“If the dense array has a single attribute than a Numpy array of corresponding shape/dtype is returned for that attribute. If the array has multiple attributes, a collections.OrderedDict is returned with dense Numpy subarrays for each attribute.”
So I wasn’t expecting my_array[:] to be an OrderedDict but another array. Is there maybe another link to a description of how attributes are meant to be used on arrays, as it’s not quite clear to me when I’d index into a dense array and not get another dense array again.
I’m also curious in the context of tileDB cloud what get’s pulled to the local client on slicing if slicing returns a numpy array. Could slicing return another tileDB array that stays on the cloud? I only want a numpy array back when I call np.asarray on the array, otherwise things should stay in the cloud I think.
@sofroniewn Thank you for bringing this to our attention. Returning as a single numpy array is only supported in a special case where the single attribute was a “anonymous” attribute of TileDB. This behavior was intended to be removed, and does not generalize. An ordered dictionary will be returned in all cases (including your case). The documentation will be updated in the next TIleDB-Py release.
Is there maybe another link to a description of how attributes are meant to be used on arrays, as it’s not quite clear to me when I’d index into a dense array and not get another dense array again.
Yes, please check the attribute section of our docs . The main reason to have attributes are for non-index values you want to associate with particular coordinates of the array. TileDB currently requires all attributes to be written for a cell of an array. So for dense array all the attributes will be dense inside the ordered dictionary. The ordered dictionary in python serves the purpose of handling when there are multiple attributes associates with an array, and for uniformity we use this format for cases when there is a single attribute.
I’m also curious in the context of tileDB cloud what get’s pulled to the local client on slicing if slicing returns a numpy array. Could slicing return another tileDB array that stays on the cloud? I only want a numpy array back when I call np.asarray on the array, otherwise things should stay in the cloud I think.
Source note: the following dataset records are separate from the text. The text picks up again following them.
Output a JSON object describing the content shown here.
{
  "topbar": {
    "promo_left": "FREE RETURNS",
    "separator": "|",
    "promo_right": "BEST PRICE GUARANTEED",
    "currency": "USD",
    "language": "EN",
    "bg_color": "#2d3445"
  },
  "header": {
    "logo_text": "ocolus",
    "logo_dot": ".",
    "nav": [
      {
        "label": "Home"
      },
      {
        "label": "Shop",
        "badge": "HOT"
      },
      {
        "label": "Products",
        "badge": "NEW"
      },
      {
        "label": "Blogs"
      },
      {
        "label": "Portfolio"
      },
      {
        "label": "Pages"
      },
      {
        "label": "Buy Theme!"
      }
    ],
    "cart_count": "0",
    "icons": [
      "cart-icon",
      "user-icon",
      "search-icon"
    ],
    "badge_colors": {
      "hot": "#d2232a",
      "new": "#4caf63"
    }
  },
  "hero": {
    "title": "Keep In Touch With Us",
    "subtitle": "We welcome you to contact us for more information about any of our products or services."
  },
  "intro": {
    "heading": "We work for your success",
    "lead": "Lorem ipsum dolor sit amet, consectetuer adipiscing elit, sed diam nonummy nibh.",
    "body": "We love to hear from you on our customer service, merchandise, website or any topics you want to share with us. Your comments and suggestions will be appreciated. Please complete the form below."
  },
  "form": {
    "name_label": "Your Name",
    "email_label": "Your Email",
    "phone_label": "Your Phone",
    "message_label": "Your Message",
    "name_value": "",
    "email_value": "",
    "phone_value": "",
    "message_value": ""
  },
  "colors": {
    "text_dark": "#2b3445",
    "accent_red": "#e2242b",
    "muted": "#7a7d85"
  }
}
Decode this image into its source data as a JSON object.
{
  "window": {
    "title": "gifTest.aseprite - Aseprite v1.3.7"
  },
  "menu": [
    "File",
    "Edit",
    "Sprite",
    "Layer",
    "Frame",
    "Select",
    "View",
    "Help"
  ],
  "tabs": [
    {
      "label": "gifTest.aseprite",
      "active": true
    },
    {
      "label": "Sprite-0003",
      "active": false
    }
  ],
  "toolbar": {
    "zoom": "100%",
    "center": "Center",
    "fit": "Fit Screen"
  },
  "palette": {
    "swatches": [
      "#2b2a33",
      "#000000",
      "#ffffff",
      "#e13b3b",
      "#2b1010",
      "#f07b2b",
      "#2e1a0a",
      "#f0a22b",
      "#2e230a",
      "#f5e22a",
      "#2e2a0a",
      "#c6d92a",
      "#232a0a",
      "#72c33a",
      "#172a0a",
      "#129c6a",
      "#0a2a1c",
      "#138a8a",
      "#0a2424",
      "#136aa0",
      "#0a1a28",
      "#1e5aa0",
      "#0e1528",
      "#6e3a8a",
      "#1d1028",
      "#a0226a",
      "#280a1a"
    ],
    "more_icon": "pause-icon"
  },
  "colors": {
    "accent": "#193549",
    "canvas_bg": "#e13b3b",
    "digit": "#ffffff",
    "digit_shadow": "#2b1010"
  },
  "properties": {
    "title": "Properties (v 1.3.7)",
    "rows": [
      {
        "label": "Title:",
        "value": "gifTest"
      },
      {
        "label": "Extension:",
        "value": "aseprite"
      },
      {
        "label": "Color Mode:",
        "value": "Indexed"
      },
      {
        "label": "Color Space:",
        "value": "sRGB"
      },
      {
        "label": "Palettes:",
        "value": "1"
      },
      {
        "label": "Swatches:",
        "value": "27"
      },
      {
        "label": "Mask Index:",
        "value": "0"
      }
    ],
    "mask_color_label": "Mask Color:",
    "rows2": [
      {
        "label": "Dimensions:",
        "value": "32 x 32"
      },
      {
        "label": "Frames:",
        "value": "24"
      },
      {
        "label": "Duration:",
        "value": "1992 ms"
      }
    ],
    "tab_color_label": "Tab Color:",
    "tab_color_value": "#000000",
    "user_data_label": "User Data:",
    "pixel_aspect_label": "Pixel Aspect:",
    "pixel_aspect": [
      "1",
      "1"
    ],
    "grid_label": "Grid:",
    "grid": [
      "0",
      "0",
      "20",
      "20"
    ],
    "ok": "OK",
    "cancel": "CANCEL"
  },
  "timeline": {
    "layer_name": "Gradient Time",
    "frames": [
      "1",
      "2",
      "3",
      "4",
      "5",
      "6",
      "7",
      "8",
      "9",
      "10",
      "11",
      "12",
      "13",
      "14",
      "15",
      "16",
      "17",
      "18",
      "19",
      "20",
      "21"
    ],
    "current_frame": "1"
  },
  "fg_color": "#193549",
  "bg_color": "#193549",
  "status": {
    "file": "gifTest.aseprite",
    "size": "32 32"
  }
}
Currently TileDB when slicing a TileDB array all the data from your slice is returned to your client. This works in the same way that when you slice a local or s3 array all the data from your slice is loaded into memory. TileDB the c++ library does support an idea of incomplete queries, but currently this is not available in Python and is not directly related to your idea of np.asarray. Happy to go into more details if you are interested in incomplete queries in general.
I suspect you are probably interested in our Serverless Array UDFs. With the serverless array UDFs the slicing happens entirely in the cloud environment and only the results of your function are returned. This prevents having to fetch large results over the network to your machine (or even to a hosted notebook) and works great with any type of reduce operation.
Ok, thanks for that info @seth. I’m mostly used to working with single attribute array data (images, with luminance values) and naively would have expected slicing or an np.asarray call to just return another array or a numpy array.
I will followup on the incomplete queries and serverless array udfs if I start going down that path. The serverless array udfs sound very interesting, thanks for those links.
I wonder if tiledb is looking at this python array standardization effort, https://data-apis.org/blog/announcing_the_consortium/, being part of this effort and conforming to these standards would mean that I wouldn’t have to do special casing for tiledb arrays inside the tools I am building, which would be a huge advantage for everyone.
@sofroniewn Yes, absolutely, we are following closely and looking to contribute. TileDB’s data model is richer than in any other software out there (as it encompasses, arrays, dataframes, key-values, metadata, axis labels, etc., all in a unified way as dense or sparse multi-dimensional arrays). We are interested in seeing how the community will react.